Chicken liver crostini ($8) starts with seared chicken livers, onion and garlic, Marsala wine and whole butter, pureed and spread like Creamy Jif on Wonder Bread onto little ciabatta toasts. Go-alongs include hard-cooked egg and warm asparagus brushed with homemade Marsala vinegar, plus mixed greens with Marsala vinaigrette. Think paté with more zip, brightened by the zesty asparagus.
Among five pizzas, one bearing ricotta and fontina with wild mushrooms, roasted chicken and white truffle oil ($12) must be saluted. It's a virtual flavor dance between the smoky, thin wood-burned crust, the dusky creminis, oysters and portabellos, the pungent fontina and truffle oil, the mildly sweet ricotta, and a zesty tomato concasse. Brilliant.
On to chicken ''oysters,'' and get your mind out of the gutter: Each chicken has two compact nuggets of meat at the intersection of the thigh and backbone, and Andriola roasts them with garlic and olive oil and tosses them with roasted tomato, fresh tomato and a flat, dense Venetian noodle called tagliardi ($13). Maybe a dozen oysters per order, and the dark-meat depth of flavor plays nicely with the light and fruity sauce.

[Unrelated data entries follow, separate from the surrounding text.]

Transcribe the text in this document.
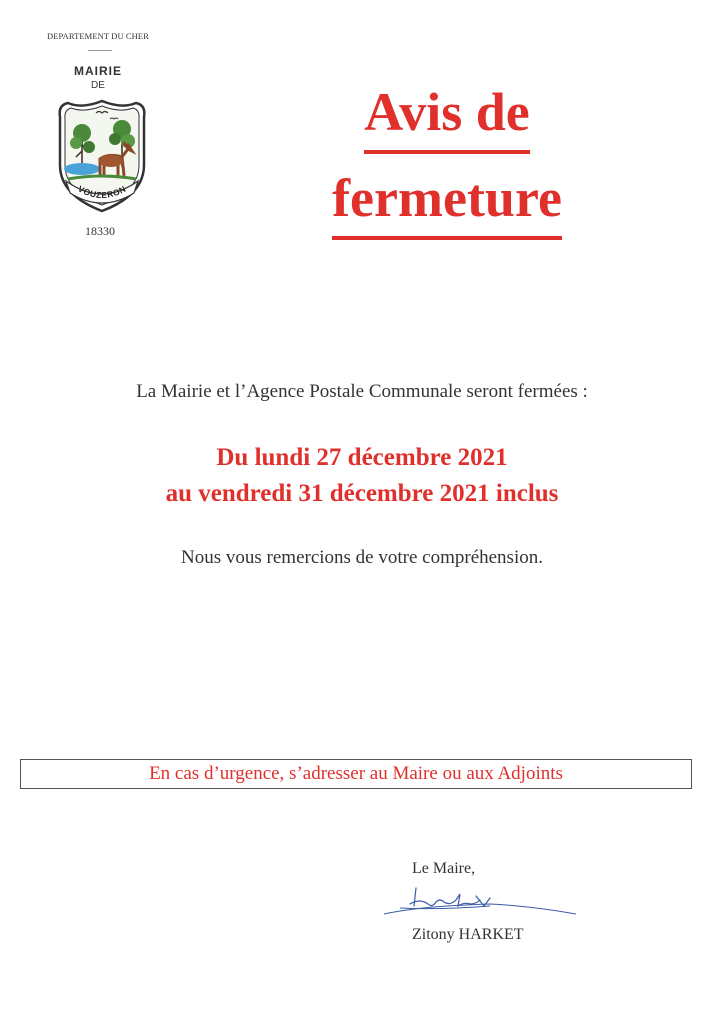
DEPARTEMENT DU CHER
MAIRIE
DE
VOUZERON
18330
Avis de
fermeture
La Mairie et l’Agence Postale Communale seront fermées :
Du lundi 27 décembre 2021
au vendredi 31 décembre 2021 inclus
Nous vous remercions de votre compréhension.
En cas d’urgence, s’adresser au Maire ou aux Adjoints
Le Maire,
Zitony HARKET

The French once considered artichokes peasant food, and Andriola salutes this with a fish dish, black grouper with artichoke barigoule and artichoke ravioli ($18). Barigoule, a light stew of artichokes with fish broth, vegetables, thyme and bay leaf, provides the base for the plate, and the cooked artichokes are blended with ricotta to stuff the delicate ravioli, three big ones to a serving. Fish was perfectly sautéed.
Roasted pork tenderloin ($17) is marinated three days in orange juice, herbs and Dijon, then grilled over Australian pine, which gives a mesquite-like smoky background. Chick peas are cooked in garlic and pork fat; in go dark poultry stock, roasted peppers and fresh clams. When the clams open, the dish is done. This dish is noisier than most here, but the pork shines through.
If you were to classify Timó, you'd call it Mediterranean-Italian, and a key Italian staple is veal scaloppini ($18). Here, they kick it up with dried porcinis and veal sweetbreads, all sautéed together in Marsala wine, a classic with a twist. It all starts with wonderfully tender veal.
Dessert for the already-full: Granitta ($7) of double espresso with sambuca froth and biscotti is an upscale Sno-Cone in a parfait glass, biscotti on the bottom soaking up the flavors and getting happily soggy; the licorice-y froth on top adding creaminess, the slushy coffee in between. Great stuff. Chocolate cake with roasted banana ice cream ($7) reveals another interesting technique: Cans of sweetened condensed milk are boiled for hours unopened, revealing dulce de leche, which is drizzled over the molten, oozy cake and homemade roasted banana ice cream.